By Kuniko Paxton
Review Details
Reviewer has chosen not to be Anonymous
Overall Impression: Good
Content:
Technical Quality of the paper: Good
Originality of the paper: Yes, but limited
Adequacy of the bibliography: Yes, but see detailed comments
Presentation:
Adequacy of the abstract: Yes
Introduction: background and motivation: Good
Organization of the paper: Needs improvement
Level of English: Satisfactory
Overall presentation: Good
Detailed Comments:
This research provides a systematic mapping between neurosymbolic architectures and stages of bias mitigation. The topic is timely and a valuable contribution, as the integration of symbolic reasoning into fairness-aware AI has not been sufficiently explored. With improved structure, clearer differentiation from existing surveys, and enhanced presentation of figures and references, the work is publishable. The introduction appears to lack sufficient references and could benefit from clearer phrasing in several parts. The Bias Mitigation and Neurosymbolic Architectures sections show considerable overlap with previous studies, and the differences should be made more explicit. The remaining sections are suggested for minor revisions. The details are as follows:
1. Missing references:
a. Trustworthiness aspects
Are these aspects your own interpretation? Or should they be cited?
b. “Researchers in the field of neurosymbolic AI have proposed numerous architectures that incorporate the understandable, reasonable nature of symbols and statistical models that can handle noise and uncertainty.”
It is expressed as if there are clearly past studies, such as “proposed numerous architectures”, yet no such references are provided.
c. “Most bias mitigation approaches encode constraints directly into the machine learning procedure and thus implement specific fairness notions for a distinct set of use cases.”
Add the case as a reference.
d. “The biggest issue in symbolic systems is the grounding problem, i.e. to find an adequate mapping between the continuous real world and the assumed discrete world of the model”.
This is a well-known issue that has been the subject of past research, so a citation should be included.
Harnad, Stevan. "The symbol grounding problem." Physica D: Nonlinear Phenomena 42.1-3 (1990): 335-346.
2. Ambiguity and suggested rephrasing
a. “Fairness stands out among these concepts, as this is an aspect of trustworthiness that ADM actually promises to enhance compared to human decisions”.
Clarify how fairness differs from the other components of trustworthiness, and in what way ADM systems are assumed to improve fairness relative to human judgment.
b. “While bias detection queries whether data or a prediction satisfies a fairness constraint, bias mitigation employs fairness constraints on the data, the prediction model or the output”.
Does this mean “While bias detection queries whether predictions satisfy a fairness constraint, bias mitigation employs fairness constraints on the data and the models”?
c. “i.e., are tied to one single formal definition of fairness”
What is meant by “one single formal definition”?
3. Clearly state the distinctions from other review studies in the same field. emphasise that this paper maps types of neurosymbolic approaches to bias mitigation techniques. This distinction should be explicitly linked to your listed contributions.

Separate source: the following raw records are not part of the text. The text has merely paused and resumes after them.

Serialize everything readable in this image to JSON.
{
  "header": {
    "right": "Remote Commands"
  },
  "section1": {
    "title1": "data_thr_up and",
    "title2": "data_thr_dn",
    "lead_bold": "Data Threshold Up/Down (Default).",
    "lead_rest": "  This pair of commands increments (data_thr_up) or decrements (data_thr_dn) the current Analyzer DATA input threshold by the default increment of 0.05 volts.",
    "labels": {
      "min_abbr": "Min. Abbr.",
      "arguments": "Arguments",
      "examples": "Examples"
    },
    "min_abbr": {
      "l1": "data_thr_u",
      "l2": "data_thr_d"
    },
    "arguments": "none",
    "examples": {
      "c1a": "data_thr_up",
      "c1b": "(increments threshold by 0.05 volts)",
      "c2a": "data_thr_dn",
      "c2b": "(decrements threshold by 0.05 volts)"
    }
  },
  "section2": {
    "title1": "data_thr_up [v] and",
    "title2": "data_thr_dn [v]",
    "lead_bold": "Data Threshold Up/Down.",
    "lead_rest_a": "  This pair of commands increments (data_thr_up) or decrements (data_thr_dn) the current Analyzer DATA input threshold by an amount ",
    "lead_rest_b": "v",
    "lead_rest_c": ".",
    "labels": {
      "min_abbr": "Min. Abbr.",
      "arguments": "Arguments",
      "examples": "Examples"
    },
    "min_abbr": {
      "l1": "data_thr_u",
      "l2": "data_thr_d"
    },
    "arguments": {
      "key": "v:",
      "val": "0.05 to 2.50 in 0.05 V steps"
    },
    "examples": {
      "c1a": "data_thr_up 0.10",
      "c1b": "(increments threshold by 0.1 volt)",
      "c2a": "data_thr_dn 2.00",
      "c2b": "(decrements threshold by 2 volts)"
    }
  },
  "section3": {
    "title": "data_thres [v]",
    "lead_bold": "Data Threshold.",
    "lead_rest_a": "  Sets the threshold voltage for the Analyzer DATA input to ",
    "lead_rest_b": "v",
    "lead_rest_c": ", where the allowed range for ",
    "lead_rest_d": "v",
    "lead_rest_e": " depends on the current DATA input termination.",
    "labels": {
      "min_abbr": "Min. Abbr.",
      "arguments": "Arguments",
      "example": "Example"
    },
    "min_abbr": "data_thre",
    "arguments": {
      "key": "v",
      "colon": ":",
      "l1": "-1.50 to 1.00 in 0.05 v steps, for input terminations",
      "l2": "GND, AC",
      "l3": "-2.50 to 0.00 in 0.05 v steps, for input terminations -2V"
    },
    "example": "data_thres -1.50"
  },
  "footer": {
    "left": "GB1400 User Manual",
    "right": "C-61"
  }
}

4. Clearly state the ultimate outcome or impact of the listed items in the contribution subsection.
1. Missing reference on “Many wide-spread notions of fairness focus on binary classification tasks with one binary protected attribute”.
For example:
Pagano, Tiago P., et al. "Bias and unfairness in machine learning models: a systematic review on datasets, tools, fairness metrics, and identification and mitigation methods." Big data and cognitive computing 7.1 (2023): 15.
2. Explain “b” in the equation in Group Fairness
1. Although well researched, the presentation is overly enumerative and challenging to follow, with unclear transitions to the subsequent section. The process of bias mitigation has already been reviewed in:
Hort, Max, et al. "Bias mitigation for machine learning classifiers: A comprehensive survey." ACM Journal on Responsible Computing 1.2 (2024): 1-52.
Rather than merely introducing it, please clearly articulate how your perspective differs from or extends it.
1. While new references have been added, the content appears largely identical to the following research:
Kautz, Henry. "The third ai summer: Aaai robert s. engelmore memorial lecture." Ai magazine 43.1 (2022): 105-125
Emphasize the distinct perspective of this manuscript.
1. “Chiappa (2019) proposed a method to adjust the output of a predictor to satisfy counterfactual fairness.” However, this is not listed in the references from Table 1.
2. Adding labels to each object in Figure 2 would be preferable to. The first model from left is SCM, the second is the neural network, and the third is the generated data. This is not explained in Section 5.3 (Neuro:Symbolic→Neuro Bias Mitigation).
3. Figure 3 would also be preferable to add labels to each object.